Selain Kepulauan Seribu, Rizal juga menjanjikan akan menjadikan Danau Toba di Provinsi Sumatera Utara menjadi Monaco of Asia sebagai tujuan wisata kelas dunia. Ia menyatakan saat ini sudah ada enam investor yang berminat untuk berinvestasi setelah rencana mengembangkan pariwisata di Danau Toba digulirkan.

“Nantinya, agar rencana ini berjalan mulus, akan dibentuk badan khusus seperti Toba Tourism Authority agar bisa membuat keputusan lebih cepat tanpa perlu ke Bupati dan Gubernur yang nantinya akan menangani pariwisata di Danau Toba,” ungkapnya.

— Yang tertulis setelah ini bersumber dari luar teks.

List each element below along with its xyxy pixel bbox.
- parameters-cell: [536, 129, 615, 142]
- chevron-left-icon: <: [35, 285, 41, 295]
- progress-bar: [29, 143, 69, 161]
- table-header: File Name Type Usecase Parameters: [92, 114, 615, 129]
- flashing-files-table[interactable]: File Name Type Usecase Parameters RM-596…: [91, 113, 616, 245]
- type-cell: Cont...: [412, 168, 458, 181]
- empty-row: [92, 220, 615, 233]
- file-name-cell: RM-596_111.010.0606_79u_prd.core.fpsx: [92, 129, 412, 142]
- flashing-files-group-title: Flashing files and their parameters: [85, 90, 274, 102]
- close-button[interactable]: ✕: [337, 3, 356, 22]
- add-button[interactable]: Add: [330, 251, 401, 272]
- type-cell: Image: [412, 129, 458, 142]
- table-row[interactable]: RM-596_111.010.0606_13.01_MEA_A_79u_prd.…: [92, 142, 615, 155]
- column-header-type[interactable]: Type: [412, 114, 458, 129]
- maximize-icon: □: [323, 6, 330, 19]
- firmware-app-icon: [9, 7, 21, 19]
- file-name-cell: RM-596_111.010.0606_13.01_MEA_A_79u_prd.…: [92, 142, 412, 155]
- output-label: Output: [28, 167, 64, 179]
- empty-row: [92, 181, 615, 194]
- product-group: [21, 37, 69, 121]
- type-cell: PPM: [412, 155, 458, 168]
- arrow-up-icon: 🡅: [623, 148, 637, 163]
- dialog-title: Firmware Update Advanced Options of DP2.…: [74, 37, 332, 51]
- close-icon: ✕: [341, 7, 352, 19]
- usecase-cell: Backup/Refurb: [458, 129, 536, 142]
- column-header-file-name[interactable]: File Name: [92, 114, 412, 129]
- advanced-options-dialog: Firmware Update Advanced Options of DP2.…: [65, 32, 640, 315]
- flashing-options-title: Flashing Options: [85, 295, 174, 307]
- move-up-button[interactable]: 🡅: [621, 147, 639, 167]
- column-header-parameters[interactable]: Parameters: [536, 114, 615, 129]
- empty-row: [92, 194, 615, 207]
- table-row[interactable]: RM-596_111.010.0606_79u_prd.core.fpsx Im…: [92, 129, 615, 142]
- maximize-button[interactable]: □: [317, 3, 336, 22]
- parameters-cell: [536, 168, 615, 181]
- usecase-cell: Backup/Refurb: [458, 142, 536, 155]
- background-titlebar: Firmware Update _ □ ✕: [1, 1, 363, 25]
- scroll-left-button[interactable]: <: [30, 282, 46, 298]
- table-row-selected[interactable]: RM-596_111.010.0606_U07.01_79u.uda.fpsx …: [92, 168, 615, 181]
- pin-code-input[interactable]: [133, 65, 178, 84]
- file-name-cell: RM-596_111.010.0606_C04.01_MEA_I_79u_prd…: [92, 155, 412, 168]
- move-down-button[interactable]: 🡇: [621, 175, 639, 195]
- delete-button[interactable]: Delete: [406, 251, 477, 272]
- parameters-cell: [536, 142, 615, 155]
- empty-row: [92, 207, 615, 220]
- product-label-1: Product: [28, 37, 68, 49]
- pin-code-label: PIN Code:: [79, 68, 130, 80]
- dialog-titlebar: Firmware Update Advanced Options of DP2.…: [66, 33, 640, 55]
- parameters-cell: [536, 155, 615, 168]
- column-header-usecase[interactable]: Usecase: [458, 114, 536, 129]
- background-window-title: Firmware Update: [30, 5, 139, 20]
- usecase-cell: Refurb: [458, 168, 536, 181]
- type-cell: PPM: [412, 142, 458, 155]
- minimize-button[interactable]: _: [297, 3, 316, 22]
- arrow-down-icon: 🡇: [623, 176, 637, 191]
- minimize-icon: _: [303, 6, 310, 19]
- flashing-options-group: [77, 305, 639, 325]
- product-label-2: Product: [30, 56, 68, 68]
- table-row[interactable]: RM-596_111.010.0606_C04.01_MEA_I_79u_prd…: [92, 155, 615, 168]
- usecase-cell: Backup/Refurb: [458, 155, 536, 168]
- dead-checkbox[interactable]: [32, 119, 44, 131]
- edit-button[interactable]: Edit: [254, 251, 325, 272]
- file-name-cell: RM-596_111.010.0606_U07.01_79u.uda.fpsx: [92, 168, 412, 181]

Menteri Koordinator Bidang Kemaritiman Rizal Ramli. Foto: Efrimal Bahri/Kemenko Maritim

Menteri Koordinator Bidang Kemaritiman Rizal Ramli. Foto: Efrimal Bahri/Kemenko Maritim

Menurut Rizal, selain keindahan alam, Danau Toba juga memiliki magnet story tersendiri sebagai daya tarik bagi wisatawan yang harus dimanfaatkan. Magnet story ini penting untuk dimiliki oleh daerah tujuan wisata agar tidak menjadi daerah tujuan wisata yang monoton.

“Kalau kita ke Roma ada Koloseum dan ceritanya yang mengagumkan. Nah, magnet story yang dimiliki oleh Danau Toba adalah berupa letusan Gunung Toba. Kisah ini diharapkan dapat menjadi daya tarik bagi wisatawan ketika mengunjungi Danau Toba,” ujarnya lagi.

Rizal menyatakan pemerintah tengah berencana untuk menggandeng swasta untuk mengembangkan bisnis perhotelan di sekitar area Danau Toba. Nantinya, akan dibentuk tender 10 hotel di areal tersebut dan tender ini rencananya akan dilakukan pada awal 2016.

Sebagai informasi, pemerintah akan mengukuhkan badan otoritas pariwisata yang bertanggung jawab dalam pengembangan sektor ekonomi dan sosial di 10 destinasi wisata utama Indonesia sebelum akhir 2015. Otoritas tersebut akan bertanggung jawab untuk memastikan agar akses ke destinasi wisata memadai. Otoritas tersebut juga akan memberikan pendampingan bagi pelaku usaha mikro, kecil dan menengah di kawasan wisata agar dapat berkompetisi di pasar.

Danau Toba dan Kepulauan Seribu adalah dua dari 10 proyek unggulan pariwisata yang termasuk dalam 10 destinasi wisata prioritas yang sedang dikembangkan pemerintah. Khusus Kepulauan Seribu, direncanakan telah berkembang dalam lima tahun mendatang.

Delapan destinasi pariwisata unggulan lainnya adalah Mandalika di Nusa Tenggara Barat (NTB), Morotai di Maluku Utara, Tanjung Lesung di Banten, Labuan Bajo di NTB, Bromo Tengger Semeru di Jawa Timur, Wakatobi di Sulawesi Tenggara, Kepulauan Belitung dan Yogyakarta.